Une lettre de démission explosive a été rendue publique ce mardi par Joe Kent, directeur du National Counterterrorism Center (NCTC), organe clé du renseignement américain chargé de coordonner la lutte antiterroriste. Nommé sous l’administration Trump en 2025, cet ancien des forces spéciales et fervent soutien du président a claqué la porte en dénonçant ouvertement la guerre en cours contre l’Iran.
Dans une lettre adressée directement à Donald Trump et publiée sur les réseaux sociaux, Kent affirme ne plus pouvoir « en bonne conscience » soutenir « la guerre en cours en Iran ». Selon lui, Téhéran ne représentait aucune menace imminente pour les États-Unis, et le conflit aurait été déclenché sous la pression d’Israël et de son puissant lobby américain.
« Il est clair que nous avons lancé cette guerre sous la pression d’Israël et de son lobby américain influent », écrit-il. Il accuse des responsables israéliens de haut rang et des médias pro-guerre d’avoir mené une campagne de désinformation pour convaincre Trump qu’une victoire rapide était possible, reprenant selon lui les mêmes tactiques qui ont conduit à la guerre en Irak.
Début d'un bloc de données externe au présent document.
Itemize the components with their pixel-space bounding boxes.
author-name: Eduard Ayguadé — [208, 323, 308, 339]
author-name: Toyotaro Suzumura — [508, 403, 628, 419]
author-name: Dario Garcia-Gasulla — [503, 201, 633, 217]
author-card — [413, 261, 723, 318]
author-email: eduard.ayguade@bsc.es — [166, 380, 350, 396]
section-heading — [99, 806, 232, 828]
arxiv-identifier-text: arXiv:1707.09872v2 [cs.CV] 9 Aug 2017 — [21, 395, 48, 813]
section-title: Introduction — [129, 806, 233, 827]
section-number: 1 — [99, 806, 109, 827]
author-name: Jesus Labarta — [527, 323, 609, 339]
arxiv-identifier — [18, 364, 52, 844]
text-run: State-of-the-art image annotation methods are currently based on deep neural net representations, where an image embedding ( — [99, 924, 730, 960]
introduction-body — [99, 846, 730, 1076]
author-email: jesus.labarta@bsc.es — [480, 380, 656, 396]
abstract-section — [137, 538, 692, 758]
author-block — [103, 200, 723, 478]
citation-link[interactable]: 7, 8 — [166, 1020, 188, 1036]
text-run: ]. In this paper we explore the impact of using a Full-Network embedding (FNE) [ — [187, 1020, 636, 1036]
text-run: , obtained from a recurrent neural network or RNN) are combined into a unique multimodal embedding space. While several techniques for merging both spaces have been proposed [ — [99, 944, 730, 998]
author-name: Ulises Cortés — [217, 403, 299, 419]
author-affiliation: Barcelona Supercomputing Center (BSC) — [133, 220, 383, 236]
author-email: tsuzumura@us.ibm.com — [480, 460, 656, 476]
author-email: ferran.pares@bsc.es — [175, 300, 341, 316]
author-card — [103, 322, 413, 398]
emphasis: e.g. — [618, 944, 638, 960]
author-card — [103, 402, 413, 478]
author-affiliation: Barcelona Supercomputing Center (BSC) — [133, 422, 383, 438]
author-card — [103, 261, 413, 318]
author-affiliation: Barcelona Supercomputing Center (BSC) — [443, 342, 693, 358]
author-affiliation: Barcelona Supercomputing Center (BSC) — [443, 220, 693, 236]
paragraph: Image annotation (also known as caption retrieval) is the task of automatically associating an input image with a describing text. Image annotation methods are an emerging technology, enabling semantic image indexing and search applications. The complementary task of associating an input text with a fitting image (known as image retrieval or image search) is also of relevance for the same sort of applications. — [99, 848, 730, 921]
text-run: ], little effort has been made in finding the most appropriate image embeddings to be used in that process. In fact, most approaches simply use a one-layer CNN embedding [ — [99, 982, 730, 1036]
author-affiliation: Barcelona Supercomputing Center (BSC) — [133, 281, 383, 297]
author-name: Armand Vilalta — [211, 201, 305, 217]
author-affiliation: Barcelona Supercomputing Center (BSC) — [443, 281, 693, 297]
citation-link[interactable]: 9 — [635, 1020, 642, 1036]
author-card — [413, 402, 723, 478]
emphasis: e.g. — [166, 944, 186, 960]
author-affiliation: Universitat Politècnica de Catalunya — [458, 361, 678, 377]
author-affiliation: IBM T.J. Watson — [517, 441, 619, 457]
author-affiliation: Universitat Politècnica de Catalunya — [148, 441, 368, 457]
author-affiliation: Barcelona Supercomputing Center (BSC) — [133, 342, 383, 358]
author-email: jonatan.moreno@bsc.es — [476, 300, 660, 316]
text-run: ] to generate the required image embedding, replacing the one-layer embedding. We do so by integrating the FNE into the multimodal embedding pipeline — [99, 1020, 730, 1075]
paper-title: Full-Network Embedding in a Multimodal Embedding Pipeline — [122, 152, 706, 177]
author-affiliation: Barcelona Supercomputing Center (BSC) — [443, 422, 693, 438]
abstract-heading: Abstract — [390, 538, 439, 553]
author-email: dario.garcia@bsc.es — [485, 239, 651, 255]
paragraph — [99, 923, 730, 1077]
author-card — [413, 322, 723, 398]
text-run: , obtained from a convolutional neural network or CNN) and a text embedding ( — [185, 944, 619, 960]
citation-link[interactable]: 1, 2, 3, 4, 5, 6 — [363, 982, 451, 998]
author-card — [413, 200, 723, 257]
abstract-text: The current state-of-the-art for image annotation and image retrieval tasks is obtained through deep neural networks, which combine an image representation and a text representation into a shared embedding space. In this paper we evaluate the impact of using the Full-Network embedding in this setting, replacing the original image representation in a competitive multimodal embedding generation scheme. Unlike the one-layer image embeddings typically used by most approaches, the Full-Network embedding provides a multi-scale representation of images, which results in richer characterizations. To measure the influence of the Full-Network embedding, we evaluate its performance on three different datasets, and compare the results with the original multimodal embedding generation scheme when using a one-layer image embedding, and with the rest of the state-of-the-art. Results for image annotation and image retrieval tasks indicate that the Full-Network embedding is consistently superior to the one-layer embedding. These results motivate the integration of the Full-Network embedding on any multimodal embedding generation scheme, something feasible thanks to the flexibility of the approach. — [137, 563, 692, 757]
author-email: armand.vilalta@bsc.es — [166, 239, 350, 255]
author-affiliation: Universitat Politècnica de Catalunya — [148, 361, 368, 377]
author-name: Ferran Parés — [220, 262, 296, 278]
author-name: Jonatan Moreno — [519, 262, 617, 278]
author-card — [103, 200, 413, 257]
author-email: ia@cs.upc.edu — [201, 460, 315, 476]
Kent, vétéran de 11 déploiements au combat et veuf de Shannon Kent – une cryptologue de la Navy tuée en 2019 par un attentat-suicide de l’État islamique en Syrie –, invoque son expérience personnelle pour marteler que ces conflits du Moyen-Orient ne servent pas les intérêts américains. Il évoque les pertes humaines et financières, qualifiant ces guerres de « piège » qui saignent les ressources et les vies des patriotes américains.
Il rend hommage aux promesses de campagne de Trump en 2016, 2020 et 2024, rappelant que jusqu’en juin 2025, le président semblait conscient que les interventions militaires prolongées au Moyen-Orient étaient contre-productives. Il cite en exemple les opérations réussies de son premier mandat : l’élimination de Qassem Soleimani et la défaite de l’EI sans enlisement.
« En tant que mari d’une Gold Star [famille d’un militaire tué au combat] qui a perdu sa femme bien-aimée Shannon dans une guerre que je considère comme fabriquée, je ne peux pas soutenir l’envoi de la prochaine génération se battre et mourir dans un conflit qui ne profite ni au peuple américain ni ne justifie le coût en vies », déclare-t-il avec émotion.
La lettre se termine par un appel direct à Trump : « Je prie pour que vous réfléchissiez à ce que nous faisons en Iran, et pour qui nous le faisons. Le moment d’agir avec audace est maintenant. Vous pouvez inverser la trajectoire et tracer une nouvelle voie pour notre nation, ou nous laisser glisser davantage vers le déclin et le chaos. Vous tenez les cartes. »
Cette démission intervient alors que la guerre États-Unis-Israël contre l’Iran, entrée dans sa troisième semaine, suscite déjà de vives critiques internes et internationales. Elle révèle des fissures profondes au sein même de l’administration Trump, y compris parmi ses plus loyaux soutiens issus du monde du renseignement et des forces spéciales.
Joe Kent, qui a posté la lettre sur X (anciennement Twitter), n’a pas encore commenté publiquement au-delà de ce document. La Maison Blanche n’a pas immédiatement réagi à cette défection spectaculaire.
Ce départ forcé d’un haut responsable antiterroriste pourrait amplifier les débats sur la justification et la stratégie de ce conflit, alors que les coûts humains et économiques s’accumulent et que les alliés traditionnels des États-Unis se montrent réticents à s’impliquer davantage.